We now examine the Khan data set, which consists of a number of tissue samples corresponding to four distinct types of small round blue cell tumors. For each tissue sample, gene expression measurements are available. The data set consists of training data, xtrain and ytrain, and testing data, xtest and ytest.

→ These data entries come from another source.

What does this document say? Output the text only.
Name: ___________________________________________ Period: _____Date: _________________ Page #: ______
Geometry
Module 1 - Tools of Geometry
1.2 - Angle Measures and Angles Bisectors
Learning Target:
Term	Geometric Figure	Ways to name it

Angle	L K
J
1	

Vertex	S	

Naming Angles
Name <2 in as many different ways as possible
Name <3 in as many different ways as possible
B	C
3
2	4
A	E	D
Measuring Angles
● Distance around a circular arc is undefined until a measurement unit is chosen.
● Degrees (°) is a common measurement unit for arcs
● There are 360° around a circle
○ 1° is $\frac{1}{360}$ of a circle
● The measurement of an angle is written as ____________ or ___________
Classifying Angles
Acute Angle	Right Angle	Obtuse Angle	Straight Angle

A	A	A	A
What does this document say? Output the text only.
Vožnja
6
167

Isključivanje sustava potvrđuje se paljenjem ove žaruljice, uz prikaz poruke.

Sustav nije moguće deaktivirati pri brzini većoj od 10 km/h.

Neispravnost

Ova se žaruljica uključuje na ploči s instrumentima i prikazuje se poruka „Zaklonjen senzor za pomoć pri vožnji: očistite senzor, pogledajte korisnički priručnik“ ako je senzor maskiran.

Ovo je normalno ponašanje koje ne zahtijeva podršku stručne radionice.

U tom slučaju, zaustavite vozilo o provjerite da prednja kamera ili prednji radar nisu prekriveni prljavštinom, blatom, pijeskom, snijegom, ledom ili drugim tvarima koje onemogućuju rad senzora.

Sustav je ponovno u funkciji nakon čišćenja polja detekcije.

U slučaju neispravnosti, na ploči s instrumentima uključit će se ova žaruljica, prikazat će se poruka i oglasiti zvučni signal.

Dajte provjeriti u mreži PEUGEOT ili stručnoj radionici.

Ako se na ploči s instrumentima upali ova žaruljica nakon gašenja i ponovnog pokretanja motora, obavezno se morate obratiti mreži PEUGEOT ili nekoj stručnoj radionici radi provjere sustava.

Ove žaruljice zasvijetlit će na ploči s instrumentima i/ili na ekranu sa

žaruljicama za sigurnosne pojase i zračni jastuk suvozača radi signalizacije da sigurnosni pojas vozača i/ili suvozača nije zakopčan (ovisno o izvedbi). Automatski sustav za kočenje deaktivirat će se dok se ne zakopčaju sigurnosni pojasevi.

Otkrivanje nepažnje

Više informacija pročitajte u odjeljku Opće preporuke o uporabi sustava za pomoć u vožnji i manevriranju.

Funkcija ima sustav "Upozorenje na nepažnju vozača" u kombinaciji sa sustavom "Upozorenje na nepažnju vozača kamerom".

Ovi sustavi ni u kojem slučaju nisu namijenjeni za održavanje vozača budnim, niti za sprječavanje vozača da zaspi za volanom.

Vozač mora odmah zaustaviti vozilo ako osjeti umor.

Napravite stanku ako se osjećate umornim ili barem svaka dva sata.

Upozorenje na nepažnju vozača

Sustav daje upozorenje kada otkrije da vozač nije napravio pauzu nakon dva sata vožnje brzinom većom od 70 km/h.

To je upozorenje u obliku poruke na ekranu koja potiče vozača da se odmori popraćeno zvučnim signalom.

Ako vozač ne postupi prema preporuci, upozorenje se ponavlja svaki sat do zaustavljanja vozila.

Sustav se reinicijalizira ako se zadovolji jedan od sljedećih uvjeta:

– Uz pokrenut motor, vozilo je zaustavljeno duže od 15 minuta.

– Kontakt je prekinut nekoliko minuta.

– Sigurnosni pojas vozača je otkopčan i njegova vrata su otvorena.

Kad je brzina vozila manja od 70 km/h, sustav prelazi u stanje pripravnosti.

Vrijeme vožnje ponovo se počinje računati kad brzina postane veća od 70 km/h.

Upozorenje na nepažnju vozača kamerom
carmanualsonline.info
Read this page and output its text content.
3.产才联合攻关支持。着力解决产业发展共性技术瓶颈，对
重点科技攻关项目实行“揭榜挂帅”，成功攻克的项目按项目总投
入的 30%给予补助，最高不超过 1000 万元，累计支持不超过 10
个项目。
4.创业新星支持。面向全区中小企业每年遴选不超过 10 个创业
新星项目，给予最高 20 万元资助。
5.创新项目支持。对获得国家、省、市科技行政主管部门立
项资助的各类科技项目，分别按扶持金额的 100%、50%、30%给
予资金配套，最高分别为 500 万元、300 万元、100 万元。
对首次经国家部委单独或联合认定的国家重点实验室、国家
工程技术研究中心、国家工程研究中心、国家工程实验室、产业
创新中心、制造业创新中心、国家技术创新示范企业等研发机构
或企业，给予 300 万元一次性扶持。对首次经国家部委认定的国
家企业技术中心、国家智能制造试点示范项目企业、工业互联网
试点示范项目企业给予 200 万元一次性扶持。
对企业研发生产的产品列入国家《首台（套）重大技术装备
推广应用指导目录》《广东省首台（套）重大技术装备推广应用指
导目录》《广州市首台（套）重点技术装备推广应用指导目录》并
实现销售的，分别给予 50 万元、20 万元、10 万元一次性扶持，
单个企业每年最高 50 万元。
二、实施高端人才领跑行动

We examine the dimension of the data:

library(ISLR2)
names(Khan)
## [1] "xtrain" "xtest"  "ytrain" "ytest"
dim(Khan$xtrain)
## [1]   63 2308
dim(Khan$xtest)
## [1]   20 2308
length(Khan$ytrain)
## [1] 63
length(Khan$ytest)
## [1] 20

This data set consists of expression measurements for 2,308 genes. The training and test sets consist of 63 and 20 observations respectively.

table(Khan$ytrain)
## 
##  1  2  3  4 
##  8 23 12 20
table(Khan$ytest)
## 
## 1 2 3 4 
## 3 6 6 5

We will use a support vector approach to predict cancer subtype using gene expression measurements. In this data set, there are a very large number of features relative to the number of observations. This suggests that we should use a linear kernel, because the additional flexibility that will result from using a polynomial or radial kernel is unnecessary.

dat <- data.frame(
    x = Khan$xtrain, 
    y = as.factor(Khan$ytrain)
  )
out <- svm(y ~ ., data = dat, kernel = "linear", 
    cost = 10)
summary(out)
## 
## Call:
## svm(formula = y ~ ., data = dat, kernel = "linear", cost = 10)
## 
## 
## Parameters:
##    SVM-Type:  C-classification 
##  SVM-Kernel:  linear 
##        cost:  10 
## 
## Number of Support Vectors:  58
## 
##  ( 20 20 11 7 )
## 
## 
## Number of Classes:  4 
## 
## Levels: 
##  1 2 3 4
table(out$fitted, dat$y)
##    
##      1  2  3  4
##   1  8  0  0  0
##   2  0 23  0  0
##   3  0  0 12  0
##   4  0  0  0 20

We see that there are no training errors. In fact, this is not surprising, because the large number of variables relative to the number of observations implies that it is easy to find hyperplanes that fully separate the classes. We are most interested not in the support vector classifier’s performance on the training observations, but rather its performance on the test observations.

dat.te <- data.frame(
    x = Khan$xtest, 
    y = as.factor(Khan$ytest))
pred.te <- predict(out, newdata = dat.te)
table(pred.te, dat.te$y)
##        
## pred.te 1 2 3 4
##       1 3 0 0 0
##       2 0 6 2 0
##       3 0 0 4 0
##       4 0 0 0 5

We see that using cost = 10 yields two test set errors on this data.